La révélation de nouveaux documents secrets, sur la répression de la minorité ouïghoure, atteste de l’implication du président chinois, Xi Jinping dans les détentions massives. Sous couvert de « campagne de rééducation », l’État chinois mène un véritable « nettoyage ethnique ».

La récente fuite de centaines de documents secrets de l’État chinois a fait la lumière sur l’implication de membres de haut niveau, du Parti communiste chinois, dans la répression et la violation des droits des Ouïghours et d’autres minorités du Xinjiang. Parmi ces personnalités publiques, figure le chef de l’État, Xi Jinping. Ils ont été rendus publics à la fin du mois de novembre dernier, par Adrian Zenz, un anthropologue allemand travaillant pour un think tank américain pour les « victimes du communisme ».

Ces informations ont également été transmises au « Tribunal ouïghour », une organisation non gouvernementale basée au Royaume-Uni, enquêtant sur les crimes et exactions commises en Chine, notamment dans le Xinjiang. Certains de ces documents avaient été dévoilés en 2019, notamment par le New York Times.

Ces nouvelles pages apportent des précisions sur les révélations majeures faites il y a déjà deux années.
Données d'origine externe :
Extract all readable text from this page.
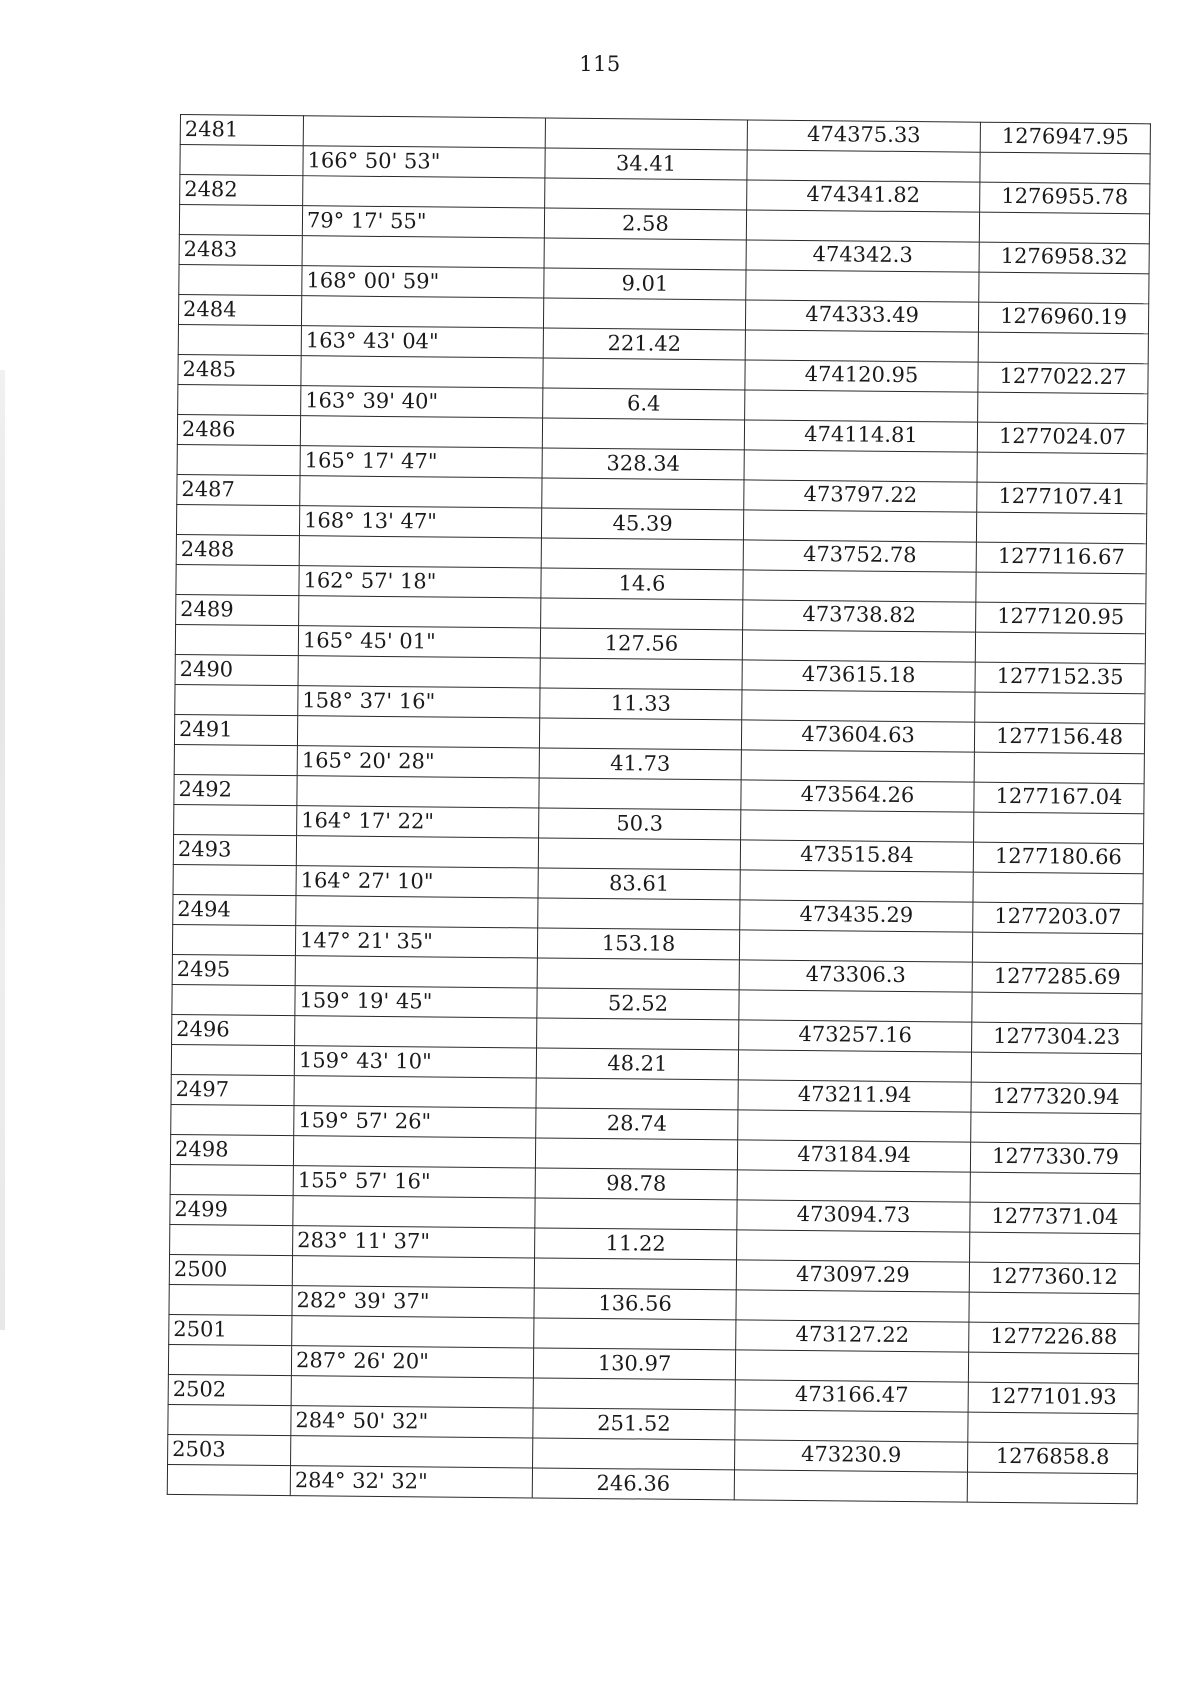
115
2481			474375.33	1276947.95
	166° 50' 53"	34.41		
2482			474341.82	1276955.78
	79° 17' 55"	2.58		
2483			474342.3	1276958.32
	168° 00' 59"	9.01		
2484			474333.49	1276960.19
	163° 43' 04"	221.42		
2485			474120.95	1277022.27
	163° 39' 40"	6.4		
2486			474114.81	1277024.07
	165° 17' 47"	328.34		
2487			473797.22	1277107.41
	168° 13' 47"	45.39		
2488			473752.78	1277116.67
	162° 57' 18"	14.6		
2489			473738.82	1277120.95
	165° 45' 01"	127.56		
2490			473615.18	1277152.35
	158° 37' 16"	11.33		
2491			473604.63	1277156.48
	165° 20' 28"	41.73		
2492			473564.26	1277167.04
	164° 17' 22"	50.3		
2493			473515.84	1277180.66
	164° 27' 10"	83.61		
2494			473435.29	1277203.07
	147° 21' 35"	153.18		
2495			473306.3	1277285.69
	159° 19' 45"	52.52		
2496			473257.16	1277304.23
	159° 43' 10"	48.21		
2497			473211.94	1277320.94
	159° 57' 26"	28.74		
2498			473184.94	1277330.79
	155° 57' 16"	98.78		
2499			473094.73	1277371.04
	283° 11' 37"	11.22		
2500			473097.29	1277360.12
	282° 39' 37"	136.56		
2501			473127.22	1277226.88
	287° 26' 20"	130.97		
2502			473166.47	1277101.93
	284° 50' 32"	251.52		
2503			473230.9	1276858.8
	284° 32' 32"	246.36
Et il faut souligner que c’est la première fois que des documents classés top secret et émanant d’un chef d’État chinois sont publiquement diffusés.
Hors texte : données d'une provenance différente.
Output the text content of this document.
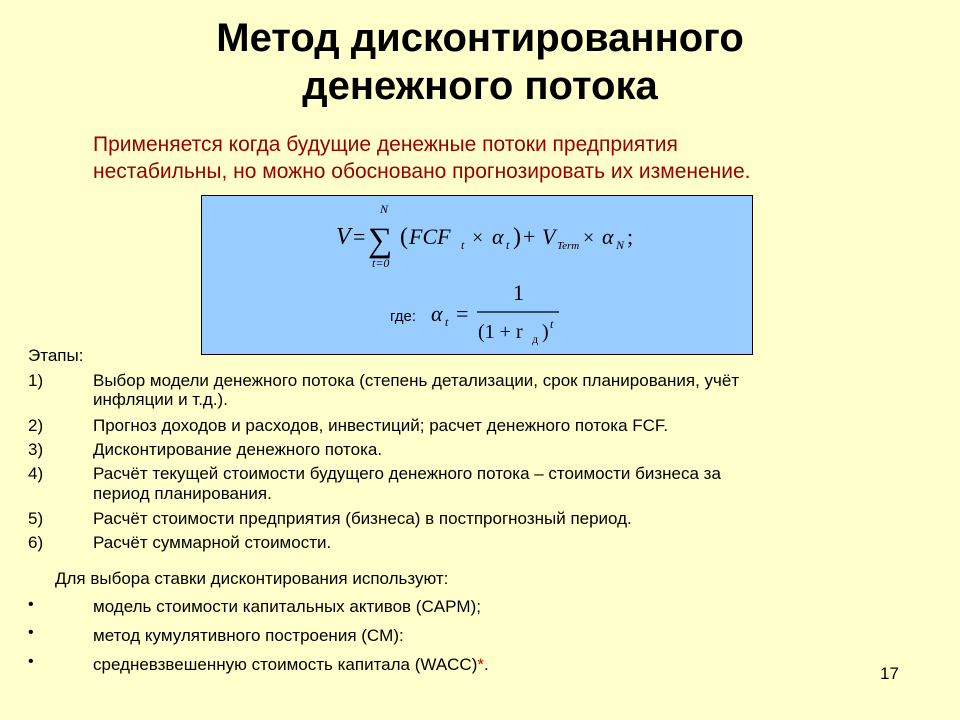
Метод дисконтированного
денежного потока
Применяется когда будущие денежные потоки предприятия
нестабильны, но можно обосновано прогнозировать их изменение.
V =
N
∑
t=0
( FCF t × α t ) + V Term × α N ;
где: α t =
1
(1 + r д ) t
Этапы:
1)	Выбор модели денежного потока (степень детализации, срок планирования, учёт
инфляции и т.д.).
2)	Прогноз доходов и расходов, инвестиций; расчет денежного потока FCF.
3)	Дисконтирование денежного потока.
4)	Расчёт текущей стоимости будущего денежного потока – стоимости бизнеса за
период планирования.
5)	Расчёт стоимости предприятия (бизнеса) в постпрогнозный период.
6)	Расчёт суммарной стоимости.
Для выбора ставки дисконтирования используют:
•	модель стоимости капитальных активов (CAPM);
•	метод кумулятивного построения (CM):
•	средневзвешенную стоимость капитала (WACC)*.	17
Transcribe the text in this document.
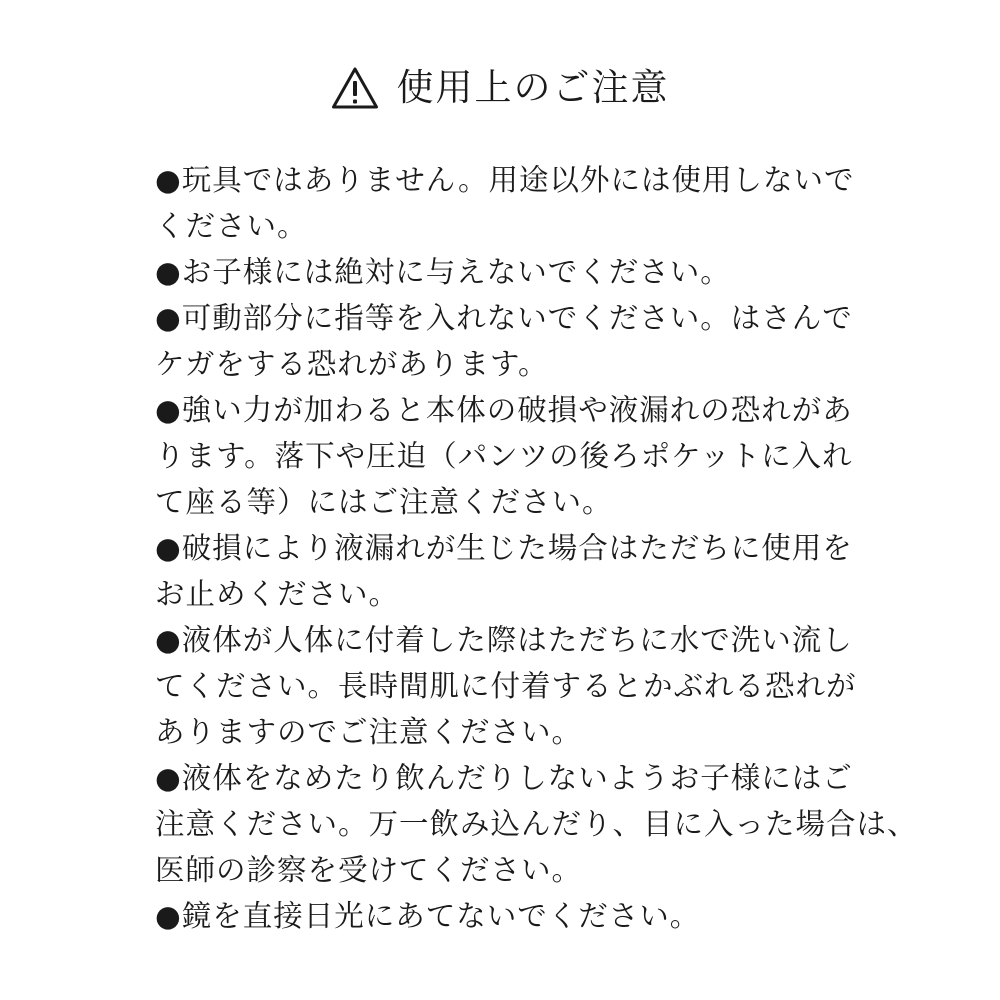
使用上のご注意
●玩具ではありません。用途以外には使用しないで
ください。
●お子様には絶対に与えないでください。
●可動部分に指等を入れないでください。はさんで
ケガをする恐れがあります。
●強い力が加わると本体の破損や液漏れの恐れがあ
ります。落下や圧迫（パンツの後ろポケットに入れ
て座る等）にはご注意ください。
●破損により液漏れが生じた場合はただちに使用を
お止めください。
●液体が人体に付着した際はただちに水で洗い流し
てください。長時間肌に付着するとかぶれる恐れが
ありますのでご注意ください。
●液体をなめたり飲んだりしないようお子様にはご
注意ください。万一飲み込んだり、目に入った場合は、
医師の診察を受けてください。
●鏡を直接日光にあてないでください。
Au cours de son expertise, Adrien Zenz a affirmé que «  le matériel apporte des preuves substantielles établissant un lien entre de nombreux aspects de la répression de Pékin au Xinjiang et des déclarations et des demandes faites par des membres du gouvernement central en 2014, incluant des internements de masse dans des camps de rééducation, la réduction de la pauvreté à travers des transferts de travail forcé, une ‘optimisation’ de la distribution de la population par ethnies en augmentant la part de la population Han, la criminalisation de pratiques religieuses habituelles, l’obligation faite à des centaines de milliers de fonctionnaires han de ‘devenir membre de la famille’ de la population ethnique, la mise en place de l’éducation en chinois dans les internats centralisés ».
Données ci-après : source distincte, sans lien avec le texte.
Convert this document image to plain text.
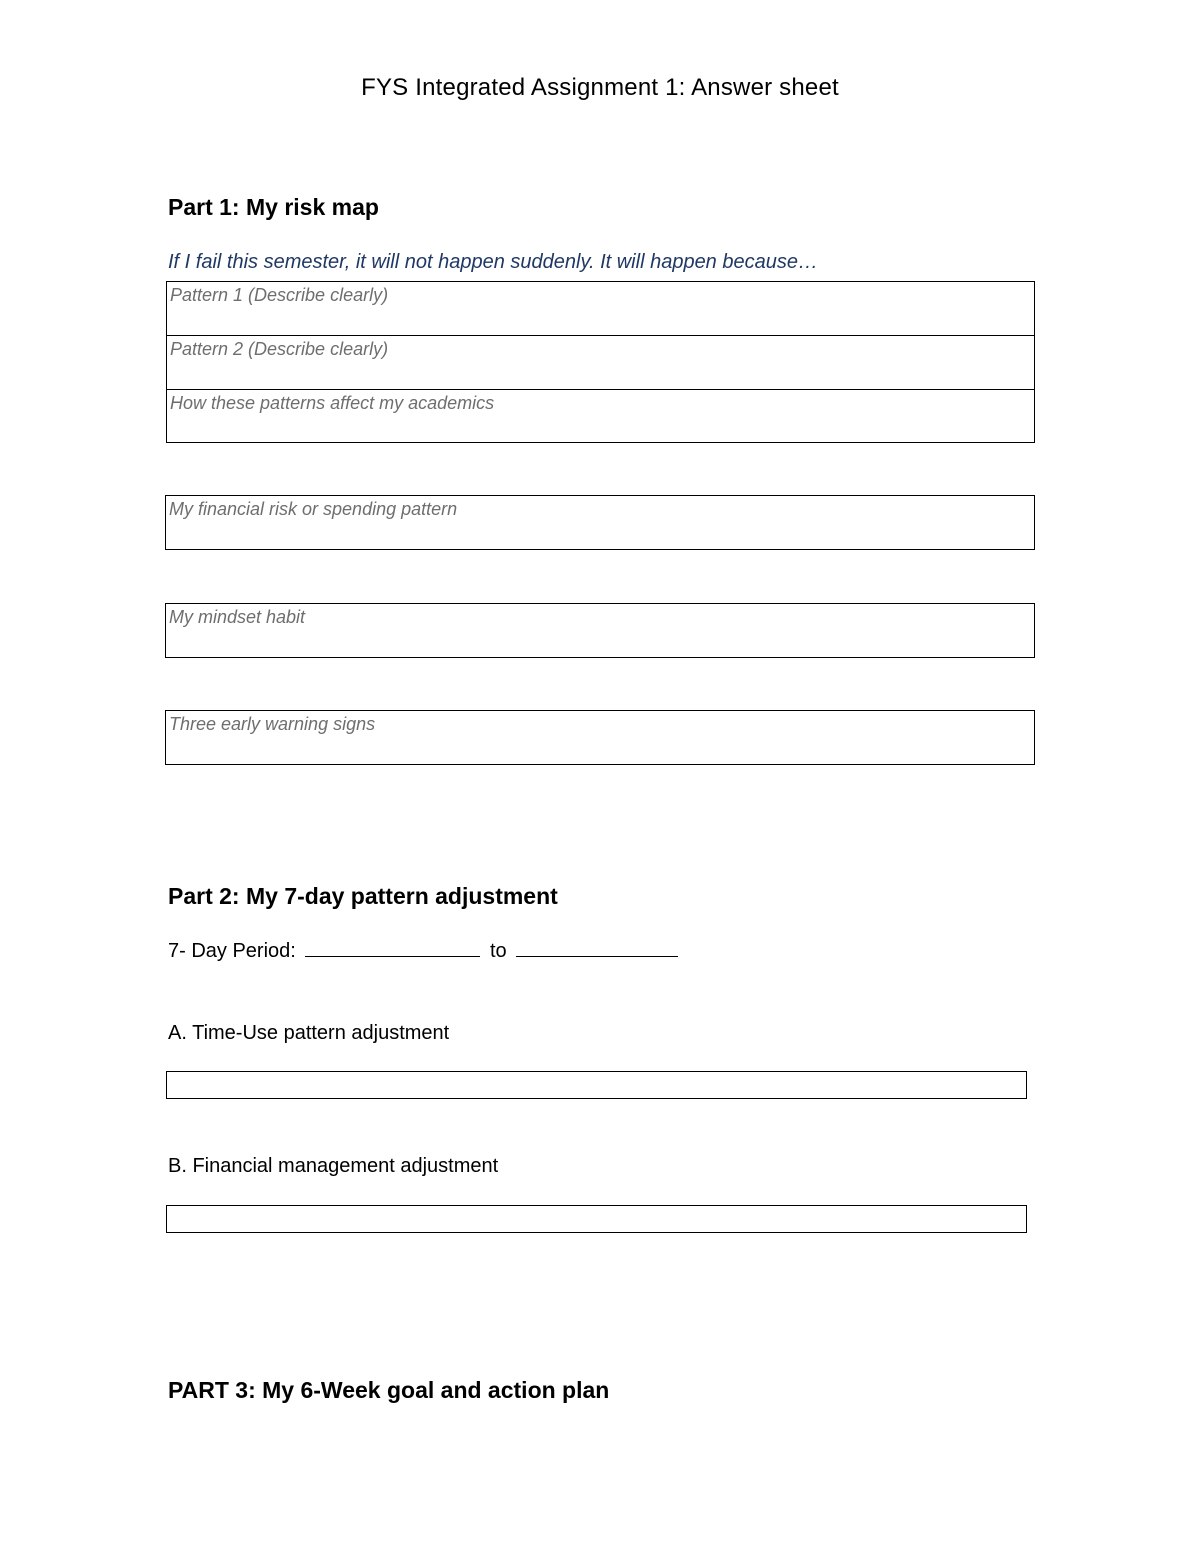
FYS Integrated Assignment 1: Answer sheet
Part 1: My risk map
If I fail this semester, it will not happen suddenly. It will happen because…
Pattern 1 (Describe clearly)
Pattern 2 (Describe clearly)
How these patterns affect my academics
My financial risk or spending pattern
My mindset habit
Three early warning signs
Part 2: My 7-day pattern adjustment
7- Day Period:	to
A. Time-Use pattern adjustment
B. Financial management adjustment
PART 3: My 6-Week goal and action plan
Il est révélé que Xi Jinping a ordonné d’« arrêter ceux qui doivent être arrêtés et de condamner ceux qui doivent être condamnés » car l’extrémisme religieux est assimilé à « une drogue psychédélique puissante ». Cette minorité est considérée par l’État comme dangereuse. Les campagnes sont officiellement menées pour lutter contre le terrorisme islamique et pour la déradicalisation. Mais en réalité, il n’en est rien. La Chine écrase toute forme de contestation qui remettrait en cause la souveraineté de l’État. La population ouïghoure est alors visée, et considérée comme la source d’une volonté séparatiste. L’éradication de la culture ouïghoure est réalité, que le gouvernement chinois tente de dissimuler à travers les campagnes de « rééducation ».

Dans un rapport de Reporters sans frontières, l’association dénonce « une campagne de répression sans précédent menée par le régime chinois au cours des dernières années contre le journalisme et le droit à l’information dans le monde entier ». Le « black-out sur l’information » au Xinjiang, imposé par Pékin témoigne de la dégradation de la situation des droits de l’Homme dans le pays, et laisser penser à une escalade de la répression.